RH: As I read the book, the combination of diabetes and Beckett seemed very natural and uncontrived.

JM: I was very happy with the way the issues of Beckett, diabetes and bicycling dovetail. I teach Beckett fairly regularly, and have tremendous enthusiasm for his work, so there was originally too much Beckett in the book. The first draft was 950 pages, with lots of stuff on Beckett and the pathology of the disease, but not enough action.

RH: When did you decide to introduce Ndele Rimes?

JM: I needed action. Once you get out on the road, you have to have an adventure. In addition, I wanted to have a counterpoint in the story to Penny, a frail, physically impeded woman, and who could counterpoint that better than the ideal physical specimen of our age, an NBA player. Then, if I tear a ligament in his knee, he becomes vulnerable too. So the physical specimen and the regular person with a disease can be united in their vulnerability...A lot of good things are generated from his presence, such as the suspense. I thought it was important not to be certain if he was really who he claims to be, bringing up all the fears white middle class people have even though they don't want to be racist.
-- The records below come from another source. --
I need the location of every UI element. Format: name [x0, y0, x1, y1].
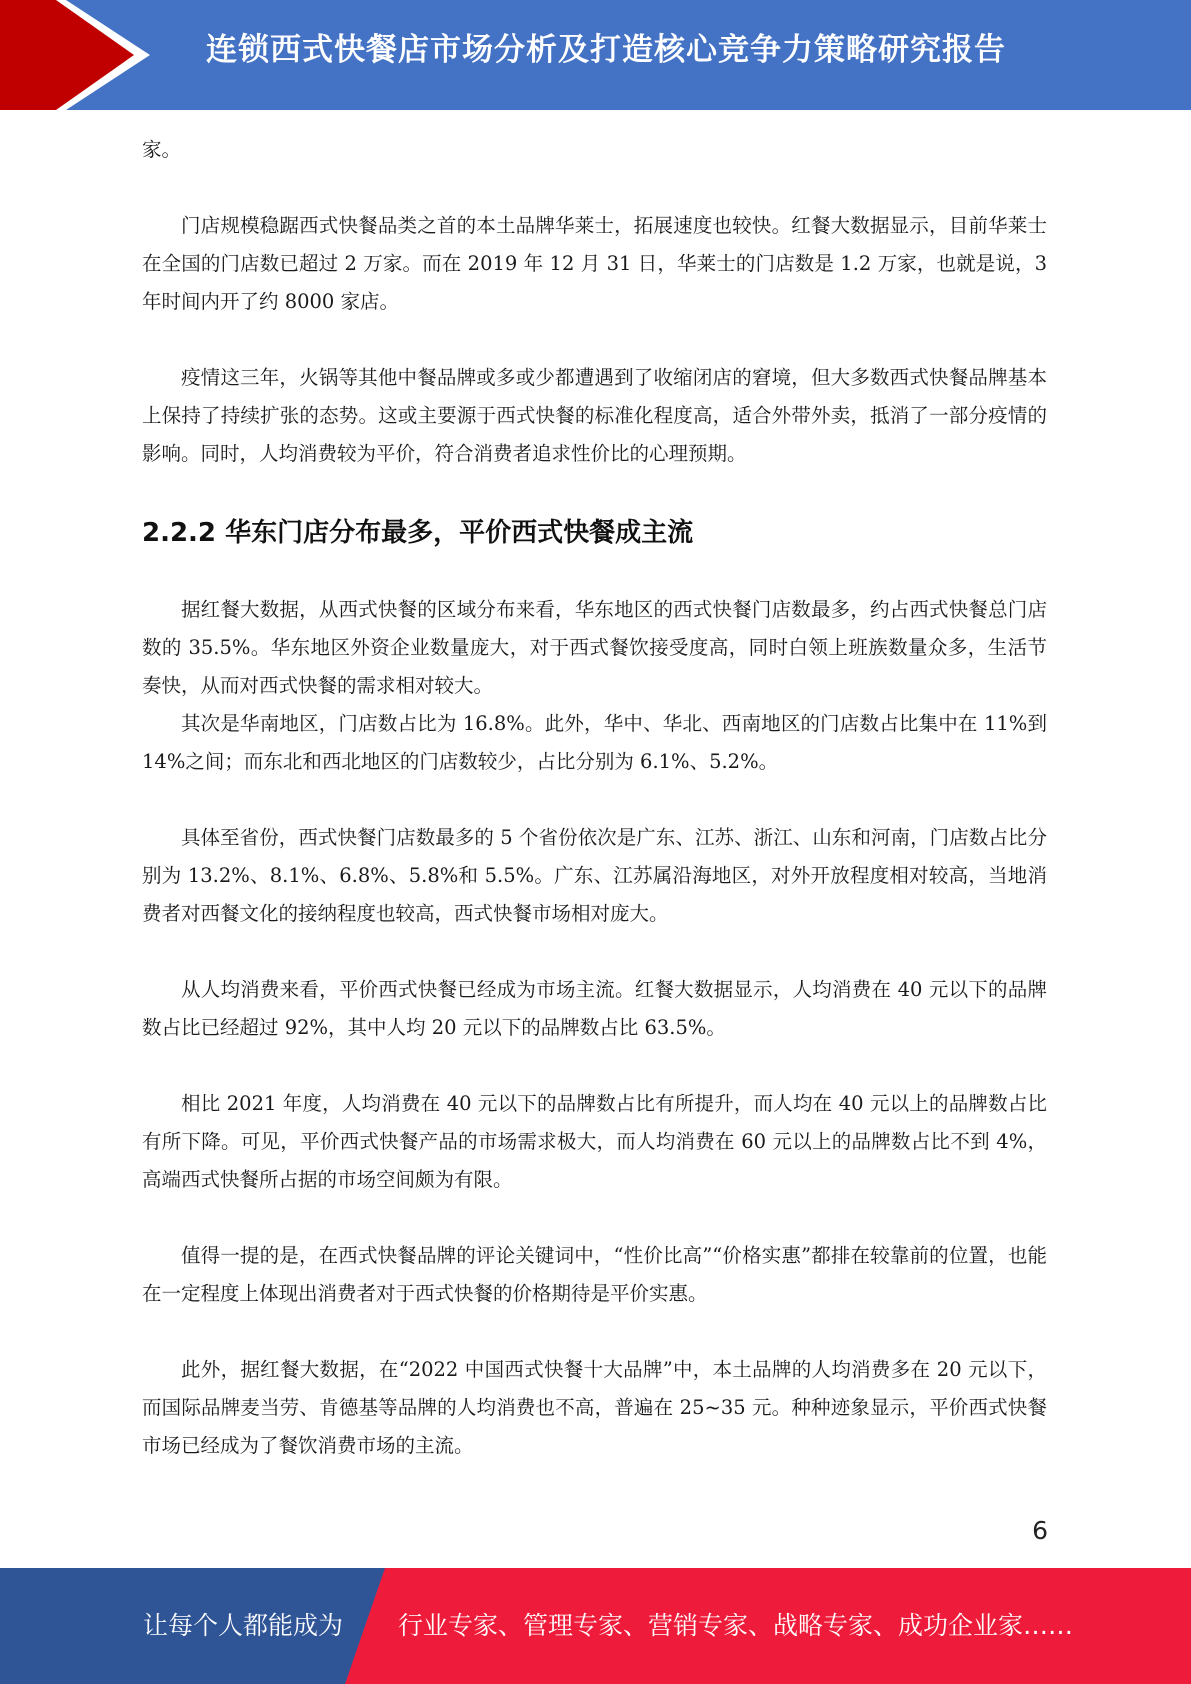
- page-number: 6: [1032, 1516, 1048, 1545]
- paragraph-keywords: 值得一提的是，在西式快餐品牌的评论关键词中，“性价比高”“价格实惠”都排在较靠前的位置，也能在一定程度上体现出消费者对于西式快餐的价格期待是平价实惠。: [142, 1244, 1047, 1305]
- paragraph-per-capita: 从人均消费来看，平价西式快餐已经成为市场主流。红餐大数据显示，人均消费在 40 元以下的品牌数占比已经超过 92%，其中人均 20 元以下的品牌数占比 63.5%。: [142, 978, 1047, 1039]
- paragraph-provinces: 具体至省份，西式快餐门店数最多的 5 个省份依次是广东、江苏、浙江、山东和河南，门店数占比分别为 13.2%、8.1%、6.8%、5.8%和 5.5%。广东、江苏属沿海地区，对外开放程度相对较高，当地消费者对西餐文化的接纳程度也较高，西式快餐市场相对庞大。: [142, 826, 1047, 925]
- footer-slogan-right: 行业专家、管理专家、营销专家、战略专家、成功企业家……: [398, 1611, 1074, 1640]
- main-content: [142, 131, 1047, 1465]
- section-heading: 2.2.2 华东门店分布最多，平价西式快餐成主流: [142, 518, 694, 548]
- paragraph-vs-2021: 相比 2021 年度，人均消费在 40 元以下的品牌数占比有所提升，而人均在 40 元以上的品牌数占比有所下降。可见，平价西式快餐产品的市场需求极大，而人均消费在 60 元以上的品牌数占比不到 4%，高端西式快餐所占据的市场空间颇为有限。: [142, 1092, 1047, 1191]
- paragraph-wallace-growth: 门店规模稳踞西式快餐品类之首的本土品牌华莱士，拓展速度也较快。红餐大数据显示，目前华莱士在全国的门店数已超过 2 万家。而在 2019 年 12 月 31 日，华莱士的门店数是 1.2 万家，也就是说，3 年时间内开了约 8000 家店。: [142, 214, 1047, 313]
- paragraph-pandemic-expansion: 疫情这三年，火锅等其他中餐品牌或多或少都遭遇到了收缩闭店的窘境，但大多数西式快餐品牌基本上保持了持续扩张的态势。这或主要源于西式快餐的标准化程度高，适合外带外卖，抵消了一部分疫情的影响。同时，人均消费较为平价，符合消费者追求性价比的心理预期。: [142, 366, 1047, 465]
- page-header: [0, 0, 1191, 110]
- paragraph-south-china: 其次是华南地区，门店数占比为 16.8%。此外，华中、华北、西南地区的门店数占比集中在 11%到 14%之间；而东北和西北地区的门店数较少，占比分别为 6.1%、5.2%。: [142, 712, 1047, 773]
- footer-slogan-left: 让每个人都能成为: [143, 1611, 344, 1640]
- paragraph-east-china: 据红餐大数据，从西式快餐的区域分布来看，华东地区的西式快餐门店数最多，约占西式快餐总门店数的 35.5%。华东地区外资企业数量庞大，对于西式餐饮接受度高，同时白领上班族数量众多，生活节奏快，从而对西式快餐的需求相对较大。: [142, 598, 1047, 697]
- page-footer: [0, 1568, 1191, 1684]
- header-title: 连锁西式快餐店市场分析及打造核心竞争力策略研究报告: [206, 32, 1006, 68]
- paragraph-continuation: 家。: [142, 138, 182, 161]
- header-chevron-icon: [0, 0, 150, 110]
- paragraph-top-brands: 此外，据红餐大数据，在“2022 中国西式快餐十大品牌”中，本土品牌的人均消费多在 20 元以下，而国际品牌麦当劳、肯德基等品牌的人均消费也不高，普遍在 25~35 元。种种迹象显示，平价西式快餐市场已经成为了餐饮消费市场的主流。: [142, 1358, 1047, 1457]
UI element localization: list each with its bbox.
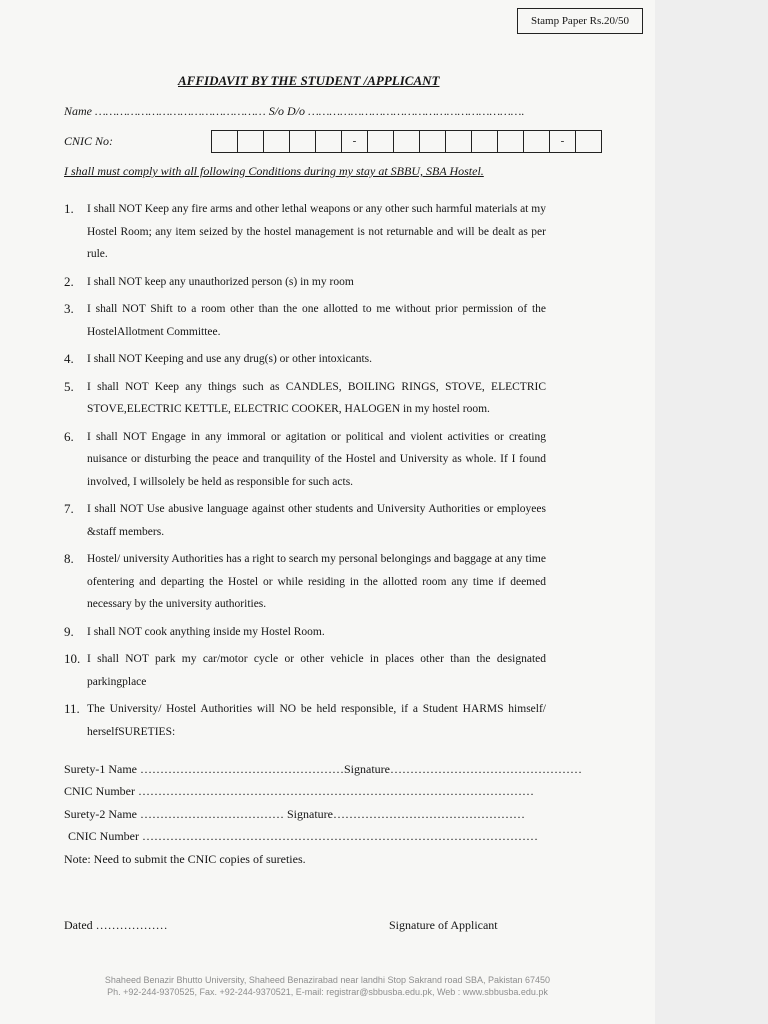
condition-text: I shall NOT keep any unauthorized person (s) in my room: [87, 275, 354, 288]
conditions-heading: I shall must comply with all following Conditions during my stay at SBBU, SBA Hostel.: [64, 164, 484, 178]
condition-number: 8.: [64, 551, 74, 566]
condition-number: 5.: [64, 378, 74, 394]
stamp-paper-box: Stamp Paper Rs.20/50: [517, 8, 643, 34]
cnic-box-grid[interactable]: [212, 130, 602, 153]
condition-text: I shall NOT Keep any things such as CANDLES, BOILING RINGS, STOVE, ELECTRIC STOVE,ELECTRIC KETTLE, ELECTRIC COOKER, HALOGEN in my hostel room.: [87, 380, 546, 415]
condition-text: I shall NOT Engage in any immoral or agitation or political and violent activities or creating nuisance or disturbing the peace and tranquility of the Hostel and University as whole. If I found involved, I willsolely be held as responsible for such acts.: [87, 430, 546, 488]
cnic-digit-box[interactable]: [523, 130, 550, 153]
condition-text: I shall NOT Keep any fire arms and other lethal weapons or any other such harmful materials at my Hostel Room; any item seized by the hostel management is not returnable and will be dealt as per rule.: [87, 203, 546, 260]
conditions-list: [64, 198, 546, 748]
condition-number: 9.: [64, 623, 74, 639]
footer-contact: Ph. +92-244-9370525, Fax. +92-244-9370521, E-mail: registrar@sbbusba.edu.pk, Web : www.sbbusba.edu.pk: [107, 987, 548, 997]
surety-2-cnic-line[interactable]: CNIC Number ………………………………………………………………………………………: [68, 829, 538, 843]
cnic-digit-box[interactable]: [471, 130, 498, 153]
condition-number: 10.: [64, 651, 81, 666]
cnic-digit-box[interactable]: [367, 130, 394, 153]
condition-item: [64, 198, 546, 266]
condition-text: The University/ Hostel Authorities will NO be held responsible, if a Student HARMS himself/ herselfSURETIES:: [87, 703, 546, 738]
surety-1-cnic-line[interactable]: CNIC Number ………………………………………………………………………………………: [64, 784, 534, 798]
condition-number: 4.: [64, 351, 74, 366]
condition-item: [64, 426, 546, 494]
condition-item: [64, 376, 546, 421]
cnic-digit-box[interactable]: [575, 130, 602, 153]
cnic-label: CNIC No:: [64, 134, 114, 148]
sureties-note: Note: Need to submit the CNIC copies of sureties.: [64, 852, 306, 866]
condition-text: I shall NOT cook anything inside my Hostel Room.: [87, 625, 325, 638]
condition-number: 3.: [64, 301, 74, 316]
name-blank[interactable]: …………………………………………: [95, 104, 266, 118]
surety-2-name-line[interactable]: Surety-2 Name ……………………………… Signature…………………………………………: [64, 807, 525, 821]
cnic-digit-box[interactable]: [419, 130, 446, 153]
condition-item: [64, 298, 546, 343]
cnic-digit-box[interactable]: [315, 130, 342, 153]
condition-text: I shall NOT Shift to a room other than the one allotted to me without prior permission of the HostelAllotment Committee.: [87, 303, 546, 338]
cnic-digit-box[interactable]: [237, 130, 264, 153]
condition-number: 11.: [64, 701, 80, 716]
condition-text: I shall NOT Use abusive language against other students and University Authorities or employees &staff members.: [87, 503, 546, 538]
condition-number: 1.: [64, 201, 74, 216]
footer-address: Shaheed Benazir Bhutto University, Shaheed Benazirabad near landhi Stop Sakrand road SBA, Pakistan 67450: [104, 975, 551, 985]
condition-number: 7.: [64, 501, 74, 516]
dated-line[interactable]: Dated ………………: [64, 918, 168, 932]
cnic-digit-box[interactable]: [289, 130, 316, 153]
cnic-digit-box[interactable]: [263, 130, 290, 153]
cnic-digit-box[interactable]: [393, 130, 420, 153]
affidavit-title: AFFIDAVIT BY THE STUDENT /APPLICANT: [178, 73, 440, 88]
condition-item: [64, 348, 546, 371]
cnic-digit-box[interactable]: -: [341, 130, 368, 153]
condition-number: 2.: [64, 273, 74, 289]
name-label: Name: [64, 104, 92, 118]
surety-1-name-line[interactable]: Surety-1 Name ……………………………………………Signature…………………………………………: [64, 762, 582, 776]
cnic-digit-box[interactable]: -: [549, 130, 576, 153]
so-do-label: S/o D/o: [268, 104, 306, 118]
cnic-digit-box[interactable]: [497, 130, 524, 153]
cnic-digit-box[interactable]: [445, 130, 472, 153]
condition-text: I shall NOT park my car/motor cycle or other vehicle in places other than the designated parkingplace: [87, 653, 546, 688]
cnic-digit-box[interactable]: [211, 130, 238, 153]
condition-item: [64, 498, 546, 543]
condition-item: [64, 548, 546, 616]
applicant-signature-label: Signature of Applicant: [389, 918, 498, 932]
father-name-blank[interactable]: …………………………………………………….: [308, 104, 525, 118]
condition-item: [64, 621, 546, 644]
condition-number: 6.: [64, 428, 74, 444]
condition-item: [64, 698, 546, 743]
condition-item: [64, 271, 546, 294]
condition-text: I shall NOT Keeping and use any drug(s) or other intoxicants.: [87, 353, 372, 365]
condition-text: Hostel/ university Authorities has a right to search my personal belongings and baggage at any time ofentering and departing the Hostel or while residing in the allotted room any time if deemed necessary by the university authorities.: [87, 553, 546, 610]
condition-item: [64, 648, 546, 693]
name-line: [64, 104, 524, 119]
RH: One of the interesting contrasts in the novel is the one between the different sexual tensions that Penny has with Ndele and with Leona Marvin, her faculty advisor.

JM: Originally, I had written the scene between Lee and Penny in Minot so that Lee seduced Penny, who is very conflicted about whether she wants that to happen or not. I was persuaded, however, that it was a bit over the top, so I rewrote the scene so that the seduction is much more tentative and half-hearted, although Penny does get some of what she wants from Leona anyway.

RH: That tentativeness runs throughout the story, right up to the ambiguous ending.

JM: There are several possibilities to Penny's final destination, but it's my hope that no matter where the reader thinks Penny goes, they see it as a triumphant, positive courageous act on her part. I can't control how people will respond to it, but I hope that they won't see her as slinking away from her decisions at the novel's end. It's a long slow grind across the country, up the hill, but the accelerated pace of the last section of the book is one of the things I'm most pleased with.